Фото 6. Сцена из второго действия © Фото: Сергей Досталев
В либретто оперы нет точной топонимики, и это даёт дополнительную свободу художнику. Так, герои встречаются на некой площади в центре города с условным названием Площадь Мадонны. Здесь вроде бы читается намёк на Нотр-Дам, с изящным образом которого у сидящих за железным занавесом советских книголюбов точно ассоциировался Париж, но художник составляет авторский коллаж из артефактов с разных парижских и московских площадей. На ней снова полно абрисов сталинских высоток, приземистое основание неработающего фонтана и рядом с ним возлежит вырезанный из путеводителя некий морской бог, каких много «выступает» из воды в Версальском парке. Не забыт и приличествующий площади взмывающий в небо обелиск (см. фото 6. — Е.Б.). Может быть, автор имел в виду знаменитую Площадь Согласия, которая успела побыть Площадью Революции?
Дух сталинского ампира царит и на эскизах декорации к сценам в Школе мушкетёров. Там же можно наблюдать, как при бароне Османе в Париже появились одинаковые многоэтажные дома с ложными балконами, соседствующие здесь со старинными церквями (см. фото 1. — Е.Б.). Что-то общее с шагаловским плафоном Парижской оперы имеет декорация к сценам в доме Бонасье.

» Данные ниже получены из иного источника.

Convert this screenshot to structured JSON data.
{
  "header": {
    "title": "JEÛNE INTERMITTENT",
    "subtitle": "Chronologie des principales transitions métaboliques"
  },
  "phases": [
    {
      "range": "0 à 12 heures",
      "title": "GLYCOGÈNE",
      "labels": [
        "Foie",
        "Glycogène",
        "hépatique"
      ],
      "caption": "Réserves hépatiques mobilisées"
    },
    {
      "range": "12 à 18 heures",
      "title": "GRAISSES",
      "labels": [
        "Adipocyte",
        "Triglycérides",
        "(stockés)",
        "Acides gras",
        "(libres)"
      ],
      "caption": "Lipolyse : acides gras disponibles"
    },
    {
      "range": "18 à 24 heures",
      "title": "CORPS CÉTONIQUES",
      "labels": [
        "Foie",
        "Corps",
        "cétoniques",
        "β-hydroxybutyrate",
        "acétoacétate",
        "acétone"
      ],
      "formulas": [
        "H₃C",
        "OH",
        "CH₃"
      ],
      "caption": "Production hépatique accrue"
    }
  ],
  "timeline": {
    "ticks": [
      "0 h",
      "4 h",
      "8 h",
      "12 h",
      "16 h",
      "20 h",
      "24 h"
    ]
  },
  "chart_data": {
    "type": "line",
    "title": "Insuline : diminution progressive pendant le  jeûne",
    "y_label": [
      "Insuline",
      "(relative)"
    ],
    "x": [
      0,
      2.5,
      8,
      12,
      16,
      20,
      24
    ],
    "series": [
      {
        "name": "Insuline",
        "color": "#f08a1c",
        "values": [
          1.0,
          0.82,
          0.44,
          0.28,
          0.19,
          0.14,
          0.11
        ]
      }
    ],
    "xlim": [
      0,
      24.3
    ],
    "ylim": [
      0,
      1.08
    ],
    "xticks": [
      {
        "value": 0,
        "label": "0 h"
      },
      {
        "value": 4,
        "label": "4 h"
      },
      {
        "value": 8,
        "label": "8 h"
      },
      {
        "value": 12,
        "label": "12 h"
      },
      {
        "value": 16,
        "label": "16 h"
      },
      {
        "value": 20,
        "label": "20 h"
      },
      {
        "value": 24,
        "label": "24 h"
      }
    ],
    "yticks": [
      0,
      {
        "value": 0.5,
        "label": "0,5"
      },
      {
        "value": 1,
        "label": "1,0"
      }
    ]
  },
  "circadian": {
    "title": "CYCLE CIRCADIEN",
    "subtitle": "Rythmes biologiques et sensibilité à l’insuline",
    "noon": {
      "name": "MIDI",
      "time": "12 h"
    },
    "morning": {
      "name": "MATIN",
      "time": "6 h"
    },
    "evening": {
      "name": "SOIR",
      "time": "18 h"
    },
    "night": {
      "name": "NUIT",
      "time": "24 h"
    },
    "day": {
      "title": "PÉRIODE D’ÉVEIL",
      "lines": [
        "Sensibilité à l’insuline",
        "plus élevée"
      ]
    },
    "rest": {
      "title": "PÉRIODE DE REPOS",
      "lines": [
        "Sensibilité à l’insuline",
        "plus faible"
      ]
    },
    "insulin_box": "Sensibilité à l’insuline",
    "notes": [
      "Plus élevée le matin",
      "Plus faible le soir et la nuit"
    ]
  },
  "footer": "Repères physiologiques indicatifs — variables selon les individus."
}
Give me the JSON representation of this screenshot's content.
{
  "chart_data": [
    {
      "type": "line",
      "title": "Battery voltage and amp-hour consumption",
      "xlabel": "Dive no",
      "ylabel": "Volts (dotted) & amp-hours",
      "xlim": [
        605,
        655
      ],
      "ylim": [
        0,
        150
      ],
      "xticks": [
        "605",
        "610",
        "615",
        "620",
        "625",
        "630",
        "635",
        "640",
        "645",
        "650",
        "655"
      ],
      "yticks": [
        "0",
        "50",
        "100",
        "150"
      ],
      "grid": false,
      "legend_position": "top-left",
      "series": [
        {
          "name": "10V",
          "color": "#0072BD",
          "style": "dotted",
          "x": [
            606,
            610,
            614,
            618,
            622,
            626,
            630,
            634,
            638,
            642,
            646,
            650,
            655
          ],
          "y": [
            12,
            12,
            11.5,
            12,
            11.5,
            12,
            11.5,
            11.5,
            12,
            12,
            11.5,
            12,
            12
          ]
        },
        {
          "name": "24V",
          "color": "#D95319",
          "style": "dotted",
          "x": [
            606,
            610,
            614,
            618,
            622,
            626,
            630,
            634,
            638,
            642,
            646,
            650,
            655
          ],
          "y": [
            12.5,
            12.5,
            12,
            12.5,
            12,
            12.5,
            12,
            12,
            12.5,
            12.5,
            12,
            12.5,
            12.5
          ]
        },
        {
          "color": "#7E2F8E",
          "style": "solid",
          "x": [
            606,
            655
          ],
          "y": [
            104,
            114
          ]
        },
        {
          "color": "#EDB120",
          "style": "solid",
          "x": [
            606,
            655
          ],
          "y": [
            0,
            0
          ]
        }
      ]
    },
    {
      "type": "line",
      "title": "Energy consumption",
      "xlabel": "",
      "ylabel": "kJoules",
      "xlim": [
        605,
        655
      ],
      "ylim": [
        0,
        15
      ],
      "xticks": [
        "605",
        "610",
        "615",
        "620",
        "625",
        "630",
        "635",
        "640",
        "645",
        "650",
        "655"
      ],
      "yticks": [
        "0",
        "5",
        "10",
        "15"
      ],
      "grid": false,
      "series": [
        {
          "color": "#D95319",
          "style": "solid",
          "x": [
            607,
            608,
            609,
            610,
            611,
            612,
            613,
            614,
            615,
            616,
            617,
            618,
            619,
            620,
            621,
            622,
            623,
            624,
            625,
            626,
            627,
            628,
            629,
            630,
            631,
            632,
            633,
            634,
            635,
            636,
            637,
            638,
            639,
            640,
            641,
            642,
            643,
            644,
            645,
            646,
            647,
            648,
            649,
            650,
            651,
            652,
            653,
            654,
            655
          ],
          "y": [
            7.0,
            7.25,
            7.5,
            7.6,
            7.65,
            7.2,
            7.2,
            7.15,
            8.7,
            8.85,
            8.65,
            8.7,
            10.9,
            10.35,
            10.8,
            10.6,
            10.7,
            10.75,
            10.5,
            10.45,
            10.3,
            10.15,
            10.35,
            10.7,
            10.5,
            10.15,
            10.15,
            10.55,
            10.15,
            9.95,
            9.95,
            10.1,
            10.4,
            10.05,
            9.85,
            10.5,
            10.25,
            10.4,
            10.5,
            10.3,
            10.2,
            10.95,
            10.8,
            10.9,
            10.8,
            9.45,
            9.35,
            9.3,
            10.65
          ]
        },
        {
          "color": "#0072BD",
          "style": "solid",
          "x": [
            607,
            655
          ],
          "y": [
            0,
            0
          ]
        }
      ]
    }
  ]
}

Нетеатральные художники пришли в театр ещё в XX веке: экспрессионист Андре Массон работал с Леонидом Мясиным над балетом «Предзнаменования» в 1933 году, австрийский акционист Герман Нич в 2011 оформил оперу Мессиана «Святой Франциск Ассизский», Марина Абрамович сама становилась режиссёром спектаклей в театре, но экспериментальный проект в Нижнем Новгороде отличается от того, что делали художники прежде. Кошляков нарисовал множество эскизов декораций к опере, также создал эскизы жёстких декораций, некоторые из которых должны были стать объёмными, другие плоскими. В постановочный процесс художник не вмешивался. Наоборот, отпечатанные декорации стали данностью, от которой отталкивались постановщики. В спектакле было использовано меньше четверти работ, и каждая перемена стала своеобразным переходом из одного музейного зала в другой: сначала спускался задник, потом вывозились жёсткие декорации, последними появлялись люди — персонажи оперы — и оказывались элементами коллажной композиции, причём к одному и тому же заднику методом свободных ассоциаций могли прилагаться совсем другие декорационные артефакты. Музыка Вайнберга, в которой гулко отзывается эхо разных эпох, и эти населённые объектами декорации Кошлякова вместе создали неожиданный музейно-театральный тип зрелища. Его ещё только предстоит осмыслить. Колоссальная ответственность лежала на дирижёре спектакля Иване Великанове, который, будучи ярким представителем нового поколения маэстро, отлично разбирающихся в старинной и современной академической музыке, в условиях тропической жары (в старом историческом здании невозможно установить систему кондиционирования. — Е.Б.) блестяще провёл два трёхчасовых спектакля с разными составами исполнителей.